The move to modernise the party's most sensitive policy commitments is set to cause a storm at the party's annual conference in October. Proposals emerging from Labour's Commission on Social Justice have provoked protests from constituency supporters, who have tabled motions opposing any move to end universal uprating.

Resolutions for the Labour Party conference make it clear that Mr Blair and the Shadow Cabinet will face a battle if they move towards targeting of benefits. A resolution by the Pudsey constituency Labour party warns against using the commission study 'to provide a progressive cover for any limitation of universal benefits.'

Littleborough and Saddlworth CLP 'regrets that the Commission on Social Justice has questioned the need for universal benefits and by this action has provided ammunition for the Tories'.

Other constituencies have tabled hostile resolutions, including Birmingham Ladywood, the seat of Clare Short, which 'opposes all moves towards means testing including of child benefit, disability entitlements and state pensions'.

Some of Mr Blair's senior colleagues believe universal uprating is wasteful, giving cash to wealthy people who do not need the benefits. They are keen to ensure that Mr Blair resists the pressure to hold to the status quo.

'The whole of the welfare system should be geared to getting people into a position of self-reliance. The issue of universality versus targeting becomes an irrelevance. We should be doing something much bolder,' said one senior Labour source.
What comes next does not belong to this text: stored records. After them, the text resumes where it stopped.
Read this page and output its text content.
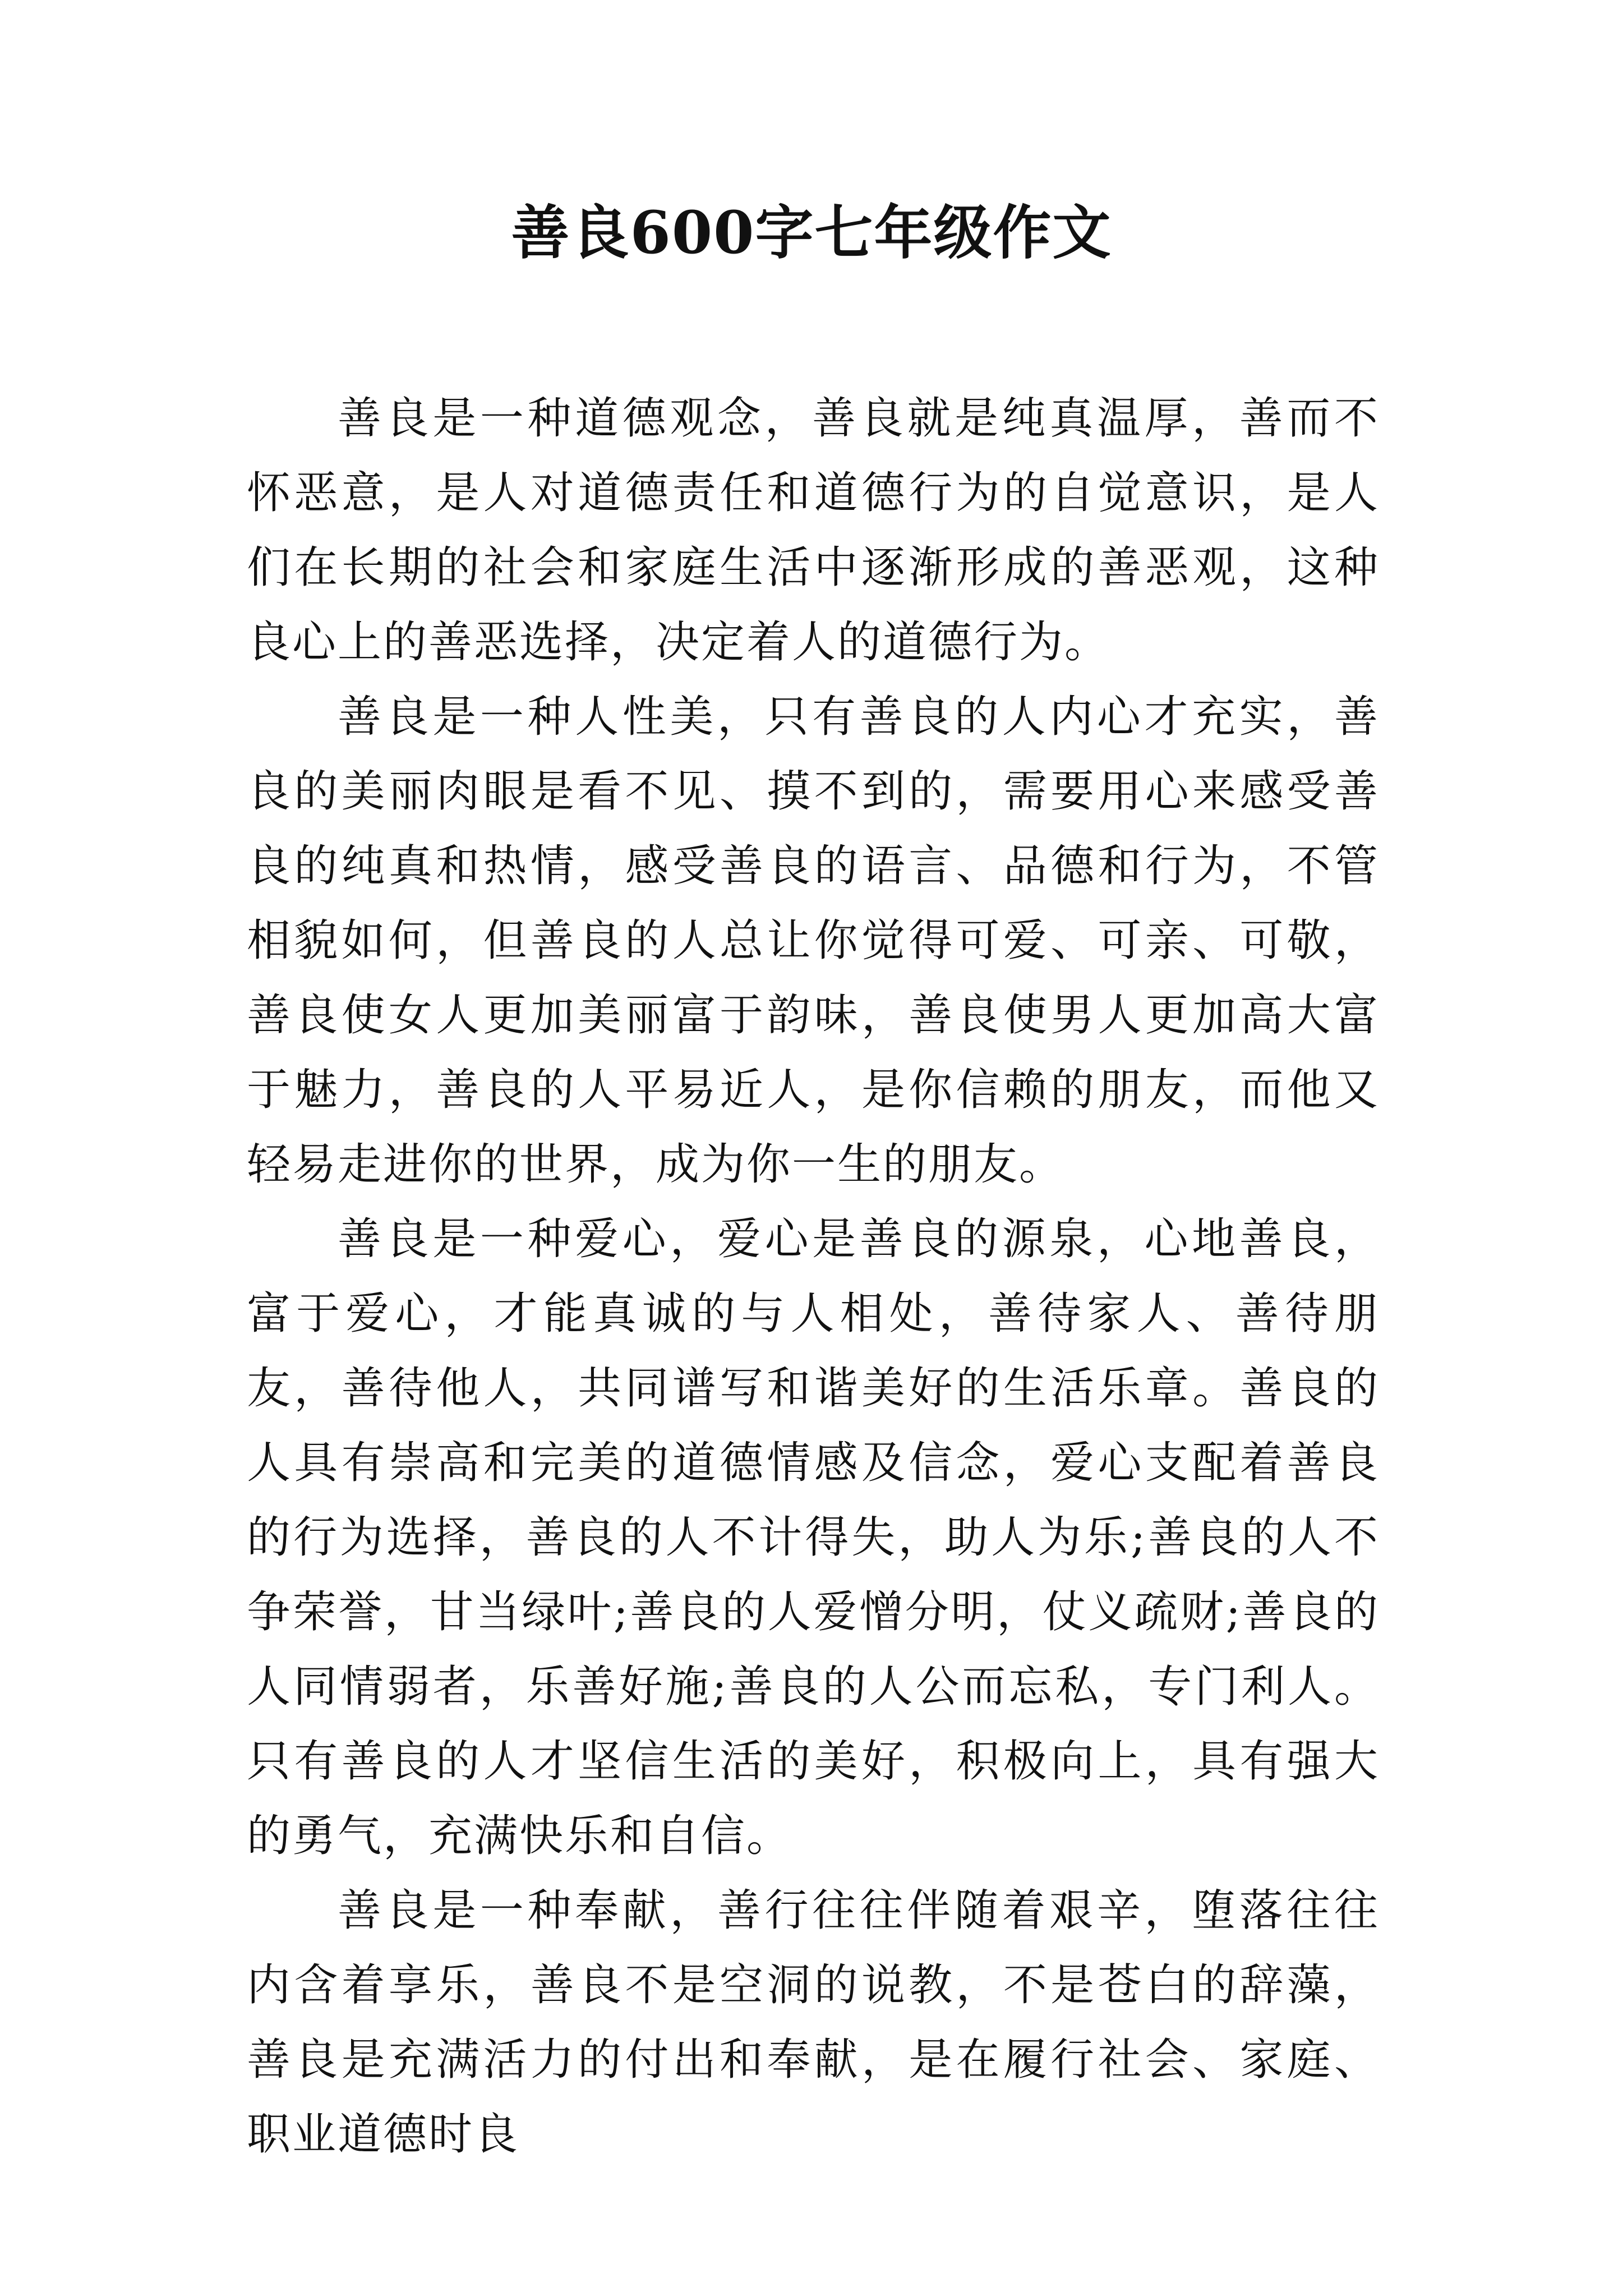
善良600字七年级作文

善良是一种道德观念，善良就是纯真温厚，善而不怀恶意，是人对道德责任和道德行为的自觉意识，是人们在长期的社会和家庭生活中逐渐形成的善恶观，这种良心上的善恶选择，决定着人的道德行为。

善良是一种人性美，只有善良的人内心才充实，善良的美丽肉眼是看不见、摸不到的，需要用心来感受善良的纯真和热情，感受善良的语言、品德和行为，不管相貌如何，但善良的人总让你觉得可爱、可亲、可敬，善良使女人更加美丽富于韵味，善良使男人更加高大富于魅力，善良的人平易近人，是你信赖的朋友，而他又轻易走进你的世界，成为你一生的朋友。

善良是一种爱心，爱心是善良的源泉，心地善良，富于爱心，才能真诚的与人相处，善待家人、善待朋友，善待他人，共同谱写和谐美好的生活乐章。善良的人具有崇高和完美的道德情感及信念，爱心支配着善良的行为选择，善良的人不计得失，助人为乐;善良的人不争荣誉，甘当绿叶;善良的人爱憎分明，仗义疏财;善良的人同情弱者，乐善好施;善良的人公而忘私，专门利人。只有善良的人才坚信生活的美好，积极向上，具有强大的勇气，充满快乐和自信。

善良是一种奉献，善行往往伴随着艰辛，堕落往往内含着享乐，善良不是空洞的说教，不是苍白的辞藻，善良是充满活力的付出和奉献，是在履行社会、家庭、职业道德时良
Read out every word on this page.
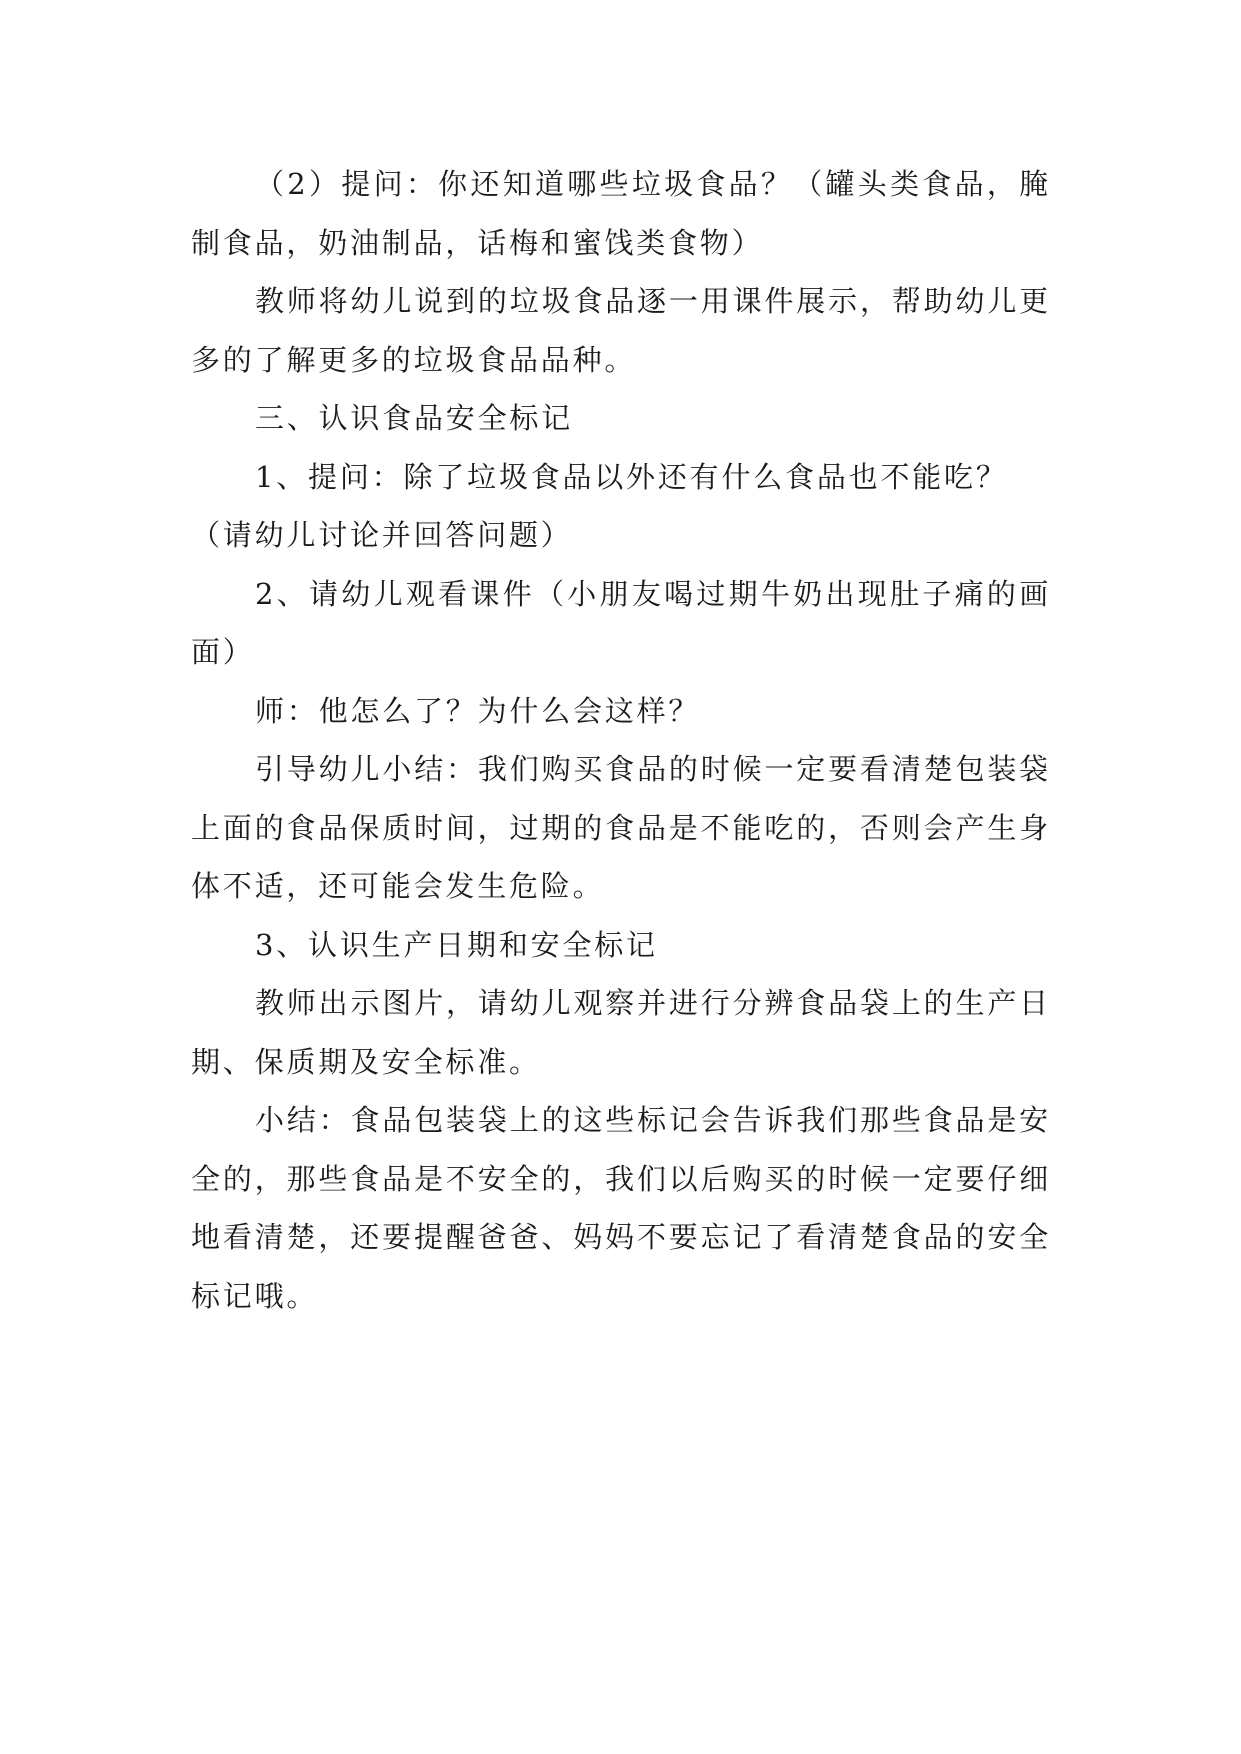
（2）提问：你还知道哪些垃圾食品？（罐头类食品，腌制食品，奶油制品，话梅和蜜饯类食物）

教师将幼儿说到的垃圾食品逐一用课件展示，帮助幼儿更多的了解更多的垃圾食品品种。

三、认识食品安全标记

1、提问：除了垃圾食品以外还有什么食品也不能吃？

（请幼儿讨论并回答问题）

2、请幼儿观看课件（小朋友喝过期牛奶出现肚子痛的画面）

师：他怎么了？为什么会这样？

引导幼儿小结：我们购买食品的时候一定要看清楚包装袋上面的食品保质时间，过期的食品是不能吃的，否则会产生身体不适，还可能会发生危险。

3、认识生产日期和安全标记

教师出示图片，请幼儿观察并进行分辨食品袋上的生产日期、保质期及安全标准。

小结：食品包装袋上的这些标记会告诉我们那些食品是安全的，那些食品是不安全的，我们以后购买的时候一定要仔细地看清楚，还要提醒爸爸、妈妈不要忘记了看清楚食品的安全标记哦。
Shadow Cabinet supporters of radical reform concede that there are problems in delivering higher levels of benefit to the poor.

The option favoured by some modernisers backing Mr Blair is for taxes and benefits to be merged for pensioners, which would enable the poorest to receive more than wealthy pensioners, without resorting to means-testing.

'At the moment you have universal payments with a top-up through income support. Under a tax-and-benefits system, you automatically get a higher payment unless your income is higher, in which case there is a clawback,' the source said.

Such a system could also be applied to child benefit, which is paid to all families regardless of wealth. The advantage of universal uprating is that it ensures high take-up, but it is very expensive.

The commission is due to deliver its final report on 24 October.